= Theodotus Hemiolius =

Theodotus Hemiolius (in Greek Θεoδoτoς Hμιoλιoς) was a general in the service of king Antiochus III the Great (223-187 BC), who was sent by the king in 222 BC, together with Xenon, against Molon, satrap of Media, who had raised the standard of revolt in the eastern provinces of the Seleucid Empire. However, the two generals were unable to control the rebel satrap and withdrew within the walls of the cities, leaving him in possession of the open country.

After the later and final defeat of Molon by Antiochus, Theodotus was selected by that monarch to take the command in Coele-Syria, while Antiochus undertook to reduce Seleucia on the Tigris.
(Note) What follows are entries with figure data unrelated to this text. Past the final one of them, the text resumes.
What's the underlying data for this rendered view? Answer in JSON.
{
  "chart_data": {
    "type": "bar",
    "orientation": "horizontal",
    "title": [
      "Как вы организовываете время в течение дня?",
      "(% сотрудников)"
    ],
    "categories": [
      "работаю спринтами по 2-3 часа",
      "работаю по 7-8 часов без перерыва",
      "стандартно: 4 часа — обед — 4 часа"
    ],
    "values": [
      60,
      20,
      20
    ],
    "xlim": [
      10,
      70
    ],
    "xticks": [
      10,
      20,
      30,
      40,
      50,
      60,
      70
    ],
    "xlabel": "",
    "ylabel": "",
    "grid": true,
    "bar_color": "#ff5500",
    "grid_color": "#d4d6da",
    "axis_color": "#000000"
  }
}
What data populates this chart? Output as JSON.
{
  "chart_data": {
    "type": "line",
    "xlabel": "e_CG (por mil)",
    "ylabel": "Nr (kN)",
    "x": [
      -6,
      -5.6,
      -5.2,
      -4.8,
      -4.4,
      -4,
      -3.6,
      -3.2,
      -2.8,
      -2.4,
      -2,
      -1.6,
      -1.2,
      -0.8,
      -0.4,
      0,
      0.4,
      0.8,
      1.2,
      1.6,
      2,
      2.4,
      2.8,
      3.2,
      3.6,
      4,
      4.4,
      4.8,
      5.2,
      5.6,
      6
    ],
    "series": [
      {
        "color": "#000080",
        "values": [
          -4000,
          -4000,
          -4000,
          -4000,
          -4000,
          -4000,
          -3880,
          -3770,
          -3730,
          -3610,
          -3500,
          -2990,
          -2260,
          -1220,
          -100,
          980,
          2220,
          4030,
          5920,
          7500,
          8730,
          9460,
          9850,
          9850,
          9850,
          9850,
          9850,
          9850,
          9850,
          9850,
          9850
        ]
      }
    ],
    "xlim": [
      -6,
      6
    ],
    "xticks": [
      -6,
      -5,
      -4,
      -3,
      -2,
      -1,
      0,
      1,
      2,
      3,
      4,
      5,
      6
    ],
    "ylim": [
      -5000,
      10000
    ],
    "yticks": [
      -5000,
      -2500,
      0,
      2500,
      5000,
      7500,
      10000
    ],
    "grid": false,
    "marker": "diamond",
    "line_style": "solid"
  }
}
What Theodotus accomplished is not known, but the next year (219 BC) he was serving under the immediate command of Antiochus and bearing an important share in the action against Nicolaus, one of the generals of Ptolemy IV Philopator (221-204 BC), near Porphyreon, as well as shortly after at the siege of Rabbatamana. On both these occasions he was associated with Nicarchus, with whom he also shared command of the phalanx during the Battle of Raphia, 217 BC. After that major defeat he was chosen by Antiochus as one of the ambassadors whom he sent to Ptolemy to sue for peace.